L’école du Kasaï actuellement se contente de brimer l’enfant. L’enfant est crispé dans les quatre murs de la classe. On ne lui permet pas de se balancer, de faire des gestes en récitant sa leçon comme il le fait à la maison quand il apprend et récite ses leçons traditionnelles. Jousse n’a-t-il pas raison lorsqu’il écrit que le portage oral est une suite du portage global. L’élève est un être global. ‘« Il est UN. Il n’a pas d’un côté sa bouche et de l’autre côté son corps. On a trop oublié en pédagogie les bases corporelles-manuelles avec leur irradiation orale enchaînée automatiquement ’»468

L’école n’accorde pas la liberté intellectuelle à l’élève. Elle ne prépare pas non plus à cette liberté intellectuelle pourtant nécessaire pour l’autonomisation de la pensée. L’enseignant est considéré ou se considère lui-même comme le symbole du savoir et de la vérité toute faite. Il est souvent dominé par une sorte d’autocratie n’acceptant aucune concession. Il importe qu’il lutte contre cette tendance spontanée qui émane autant des élèves que de son propre comportement.

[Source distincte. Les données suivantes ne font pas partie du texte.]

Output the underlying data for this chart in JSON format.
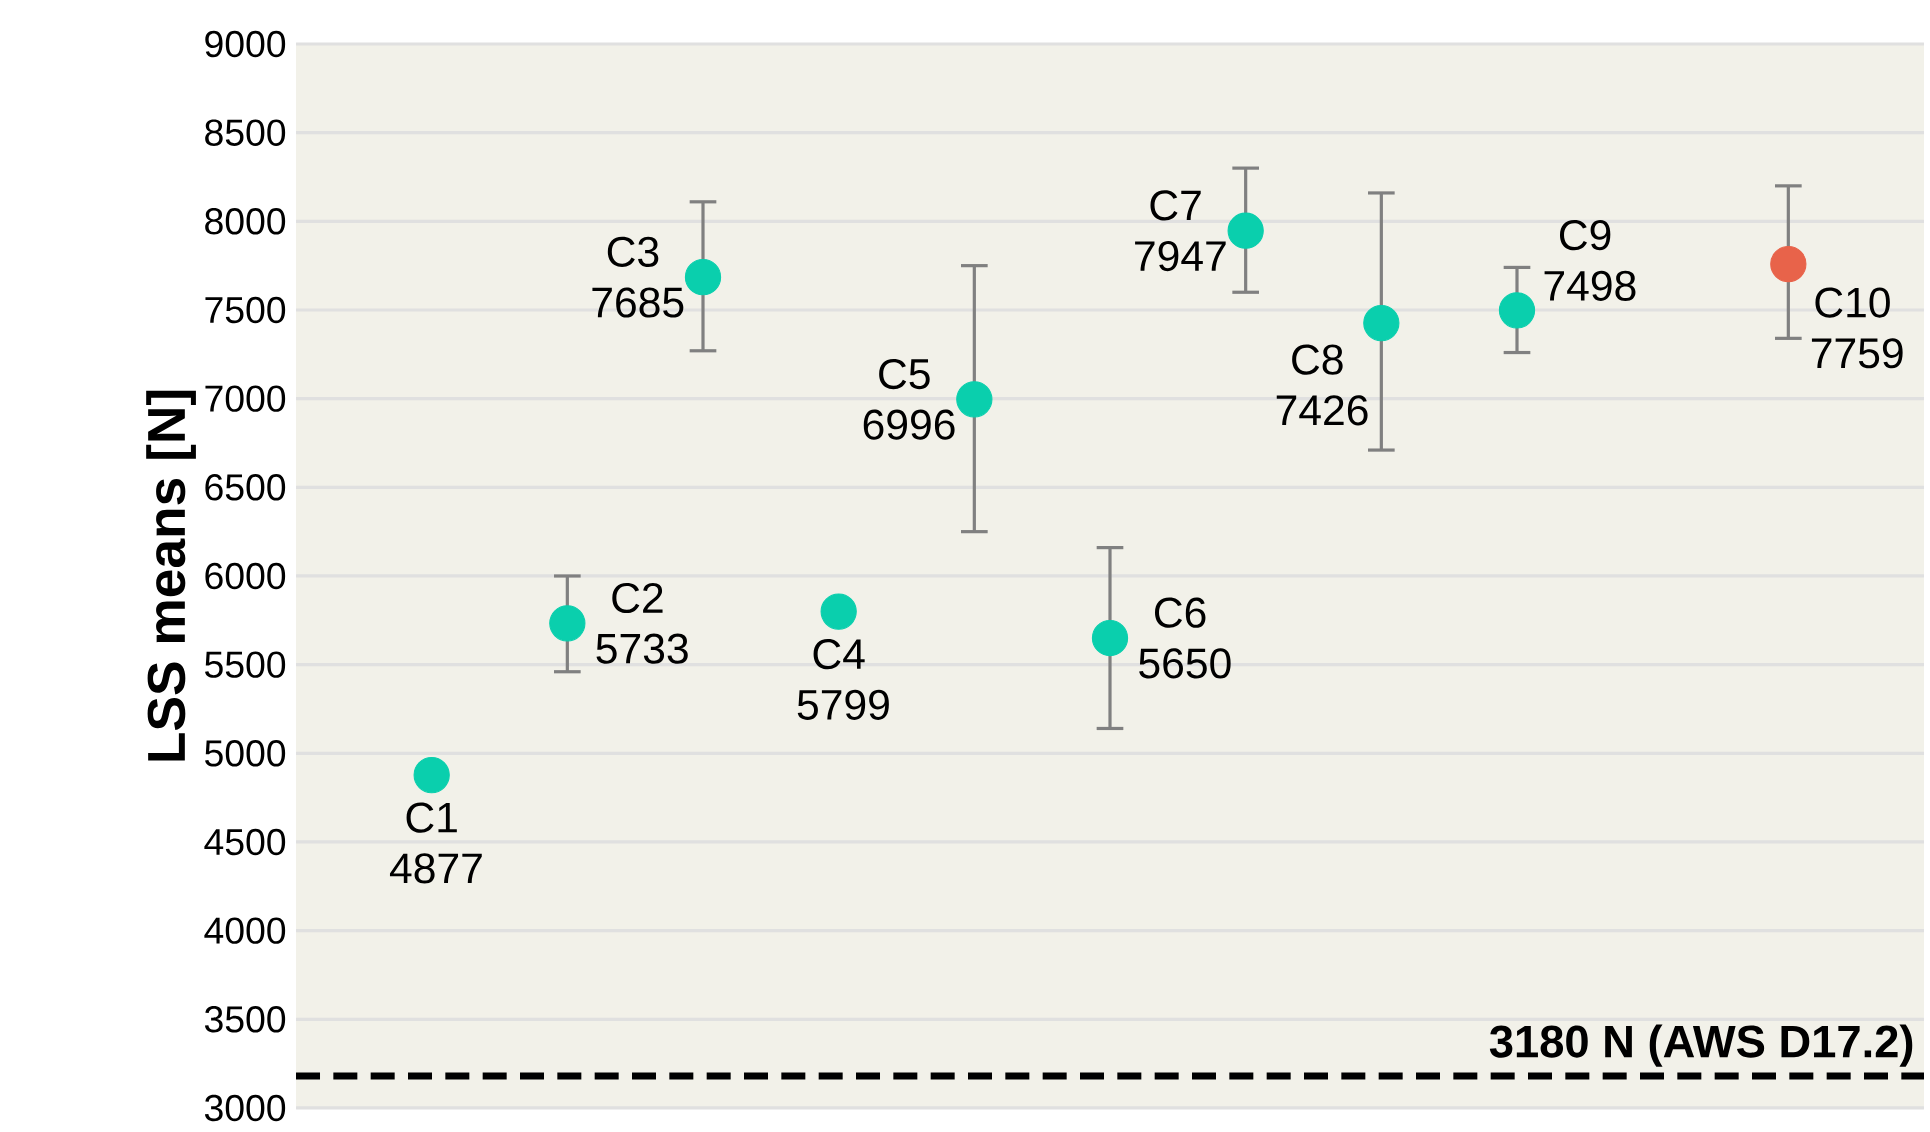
{
  "chart_data": {
    "type": "scatter",
    "ylabel": "LSS means [N]",
    "categories": [
      null,
      null,
      null,
      null,
      null,
      null,
      null,
      null,
      null,
      null,
      null
    ],
    "ylim": [
      3000,
      9000
    ],
    "yticks": [
      3000,
      3500,
      4000,
      4500,
      5000,
      5500,
      6000,
      6500,
      7000,
      7500,
      8000,
      8500,
      9000
    ],
    "tick_labels": "y",
    "grid": "y",
    "marker": "circle",
    "values": [
      4877,
      5733,
      7685,
      5799,
      6996,
      5650,
      7947,
      7426,
      7498,
      null,
      7759
    ],
    "colors": [
      "#0acfad",
      "#0acfad",
      "#0acfad",
      "#0acfad",
      "#0acfad",
      "#0acfad",
      "#0acfad",
      "#0acfad",
      "#0acfad",
      "#0acfad",
      "#e8634a"
    ],
    "errors": [
      null,
      [
        5460,
        6000
      ],
      [
        7270,
        8110
      ],
      null,
      [
        6250,
        7750
      ],
      [
        5140,
        6160
      ],
      [
        7600,
        8300
      ],
      [
        6710,
        8160
      ],
      [
        7260,
        7740
      ],
      null,
      [
        7340,
        8200
      ]
    ],
    "value_labels": [
      "C1 4877",
      "C2 5733",
      "C3 7685",
      "C4 5799",
      "C5 6996",
      "C6 5650",
      "C7 7947",
      "C8 7426",
      "C9 7498",
      null,
      "C10 7759"
    ],
    "ref_lines": [
      {
        "axis": "y",
        "value": 3180,
        "label": "3180 N (AWS D17.2)",
        "color": "#000000",
        "line_style": "dashed"
      }
    ]
  }
}
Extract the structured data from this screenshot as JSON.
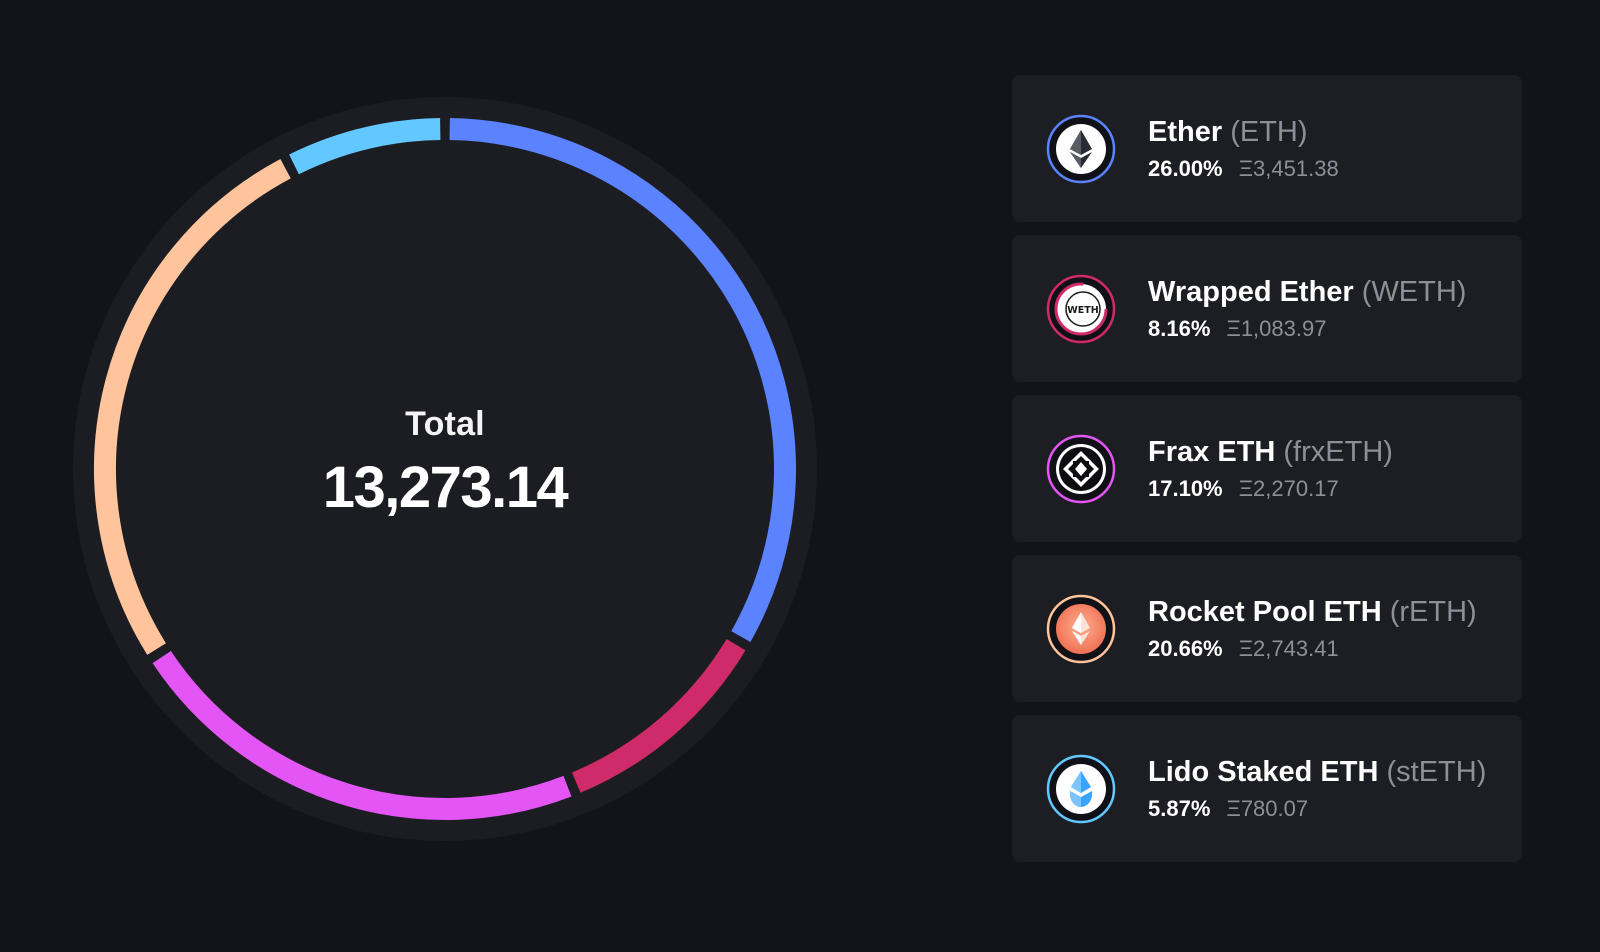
{
  "donut": {
    "label": "Total",
    "total": "13,273.14"
  },
  "assets": [
    {
      "name": "Ether",
      "symbol": "(ETH)",
      "percent": "26.00%",
      "amount": "Ξ3,451.38",
      "share": 0.26,
      "color": "#5b82ff",
      "icon": "ether-icon"
    },
    {
      "name": "Wrapped Ether",
      "symbol": "(WETH)",
      "percent": "8.16%",
      "amount": "Ξ1,083.97",
      "share": 0.0816,
      "color": "#cf2a6a",
      "icon": "weth-icon",
      "icon_text": "WETH"
    },
    {
      "name": "Frax ETH",
      "symbol": "(frxETH)",
      "percent": "17.10%",
      "amount": "Ξ2,270.17",
      "share": 0.171,
      "color": "#e356f5",
      "icon": "frax-eth-icon"
    },
    {
      "name": "Rocket Pool ETH",
      "symbol": "(rETH)",
      "percent": "20.66%",
      "amount": "Ξ2,743.41",
      "share": 0.2066,
      "color": "#ffc49c",
      "icon": "rocket-pool-eth-icon"
    },
    {
      "name": "Lido Staked ETH",
      "symbol": "(stETH)",
      "percent": "5.87%",
      "amount": "Ξ780.07",
      "share": 0.0587,
      "color": "#62c8ff",
      "icon": "lido-steth-icon"
    }
  ],
  "colors": {
    "background": "#131419",
    "card": "#1d1e24",
    "donut_track": "#1c1d23",
    "muted_text": "#8e8f98"
  }
}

On ne peut apprendre aux élèves à penser de façon autonome s’ils sont soumis à un régime d’autorité intellectuelle. « ‘Penser, note Piaget, c’est chercher par soi-même, c’est critiquer librement et c’est démontrer de façon autonome. La pensée suppose donc le libre jeu des fonctions intellectuelles, et non pas le travail sous contrainte et la répétition verbale’ »469. Il est essentiel, pour la construction de leur connaissance, que les élèves n’agissent pas simplement sur commande, qu’ils fassent des recherches par eux-mêmes, expérimentent, lisent et discutent avec une part d’initiative suffisante. Il est indispensable qu’on intègre la recherche personnelle dans la formation, que les élèves fassent des recherches autonomes qui peuvent même contester le savoir constitué pour qu’ils trouvent du sens pour eux, construisent leur pensée et fassent progresser la science si possible.

Il sied que les apprenants aillent aux choses concrètes et au savoir constitué, qu’ils observent, analysent, manipulent, fassent leurs expériences selon les centres de leurs intérêts. La construction de la liberté et de la pensée autonome, et le surgissement de l’esprit de créativité sont à ce prix. Le cours qu’on donne aux élèves doit faire sa place et toute sa place à la recherche personnelle libre. Sinon le mécanisme social viendra vite interférer, et les élèves se satisferont de répéter le social. Les idées toutes faites finiront par avoir plus de poids que les réalités objectives. Il importe qu’en cours les élèves acquièrent des concepts, des clefs de lecture pour comprendre et agir dans les choses qui les intéressent. Il ne serait pas opportun que le maître leur impose des choses dont ils ne voient pas le sens pour eux.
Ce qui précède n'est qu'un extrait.